Karena alasan yang sama, Rebecca juga ditolak, dan karena alasan yang sedikit berbeda, Hexi juga ditolak. Lalu satu-satunya profesor yang tersisa untuk Leffrey adalah… Klein.
‘Profesor Klein…’
Profesor Klein dikenal selalu bersikap sopan dan lembut terhadap orang lain.
Selain itu, dia bahkan menjalankan bisnis menggunakan teknologi magis yang dia kembangkan, jadi dia memahami bagaimana masyarakat bekerja.
Dia tidak akan membiarkan keadaan semakin memburuk.
‘Hmm, maukah Profesor Klein… mendengarkan permintaan saya?’
Permohonan untuk menjadi walinya.
Itu adalah permintaan yang secara alami akan didengarkan oleh Klein, atau profesor lainnya. Tidak, mereka tidak hanya akan mendengarkannya, mereka bahkan mungkin memaksa Leffrey untuk mengajukan permintaan tersebut.
Beberapa profesor bahkan mencoba untuk mengadopsinya secara legal.

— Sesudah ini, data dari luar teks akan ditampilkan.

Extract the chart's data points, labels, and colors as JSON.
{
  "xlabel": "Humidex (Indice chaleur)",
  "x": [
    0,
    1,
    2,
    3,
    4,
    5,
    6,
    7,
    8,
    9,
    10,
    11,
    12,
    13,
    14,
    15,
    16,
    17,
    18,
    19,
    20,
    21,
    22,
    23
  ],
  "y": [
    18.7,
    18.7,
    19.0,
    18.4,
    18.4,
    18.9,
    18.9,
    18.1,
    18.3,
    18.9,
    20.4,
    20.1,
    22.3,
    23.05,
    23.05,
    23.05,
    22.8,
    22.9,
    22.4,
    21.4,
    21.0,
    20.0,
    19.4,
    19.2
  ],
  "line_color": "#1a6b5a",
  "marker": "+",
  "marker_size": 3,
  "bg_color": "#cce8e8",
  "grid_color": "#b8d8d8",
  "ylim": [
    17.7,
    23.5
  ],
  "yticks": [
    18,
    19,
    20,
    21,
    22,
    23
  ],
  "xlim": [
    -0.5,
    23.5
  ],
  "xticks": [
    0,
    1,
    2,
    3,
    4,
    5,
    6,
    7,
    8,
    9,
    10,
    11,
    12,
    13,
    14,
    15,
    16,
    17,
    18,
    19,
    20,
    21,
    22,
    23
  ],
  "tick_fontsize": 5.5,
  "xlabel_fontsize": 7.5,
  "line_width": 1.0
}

Namun Leffrey tidak mengetahui hal ini.
Dan satu-satunya orang dewasa lain yang dia kenal, selain para profesor, adalah Naiad, penguasa danau, para asisten guru, dan orang tua dari teman-teman yang dia kenal di akademi.
Tentu saja, banyak orang tua dari teman-teman itu adalah individu yang sangat berpengaruh, tetapi…
‘Seperti yang diharapkan, saya harus bertanya kepada Profesor Klein.’
Leffrey yang melakukan panggilan itu.
Dering- Dering- Dering-
Berapa lama waktu telah berlalu? Bahkan sebelum sepuluh detik berlalu, dia mendengar suara yang familiar.
“Leffrey?”
Suara Profesor Klein langsung terdengar.
“Ya, Profesor. Apakah Anda sibuk?”
“Haha, tidak sama sekali. Ada apa?”
Pada saat itu, dia mendengar teriakan.
Leffrey merasakan sedikit hawa dingin.
“Astaga, subjek percobaan ini berisik sekali.”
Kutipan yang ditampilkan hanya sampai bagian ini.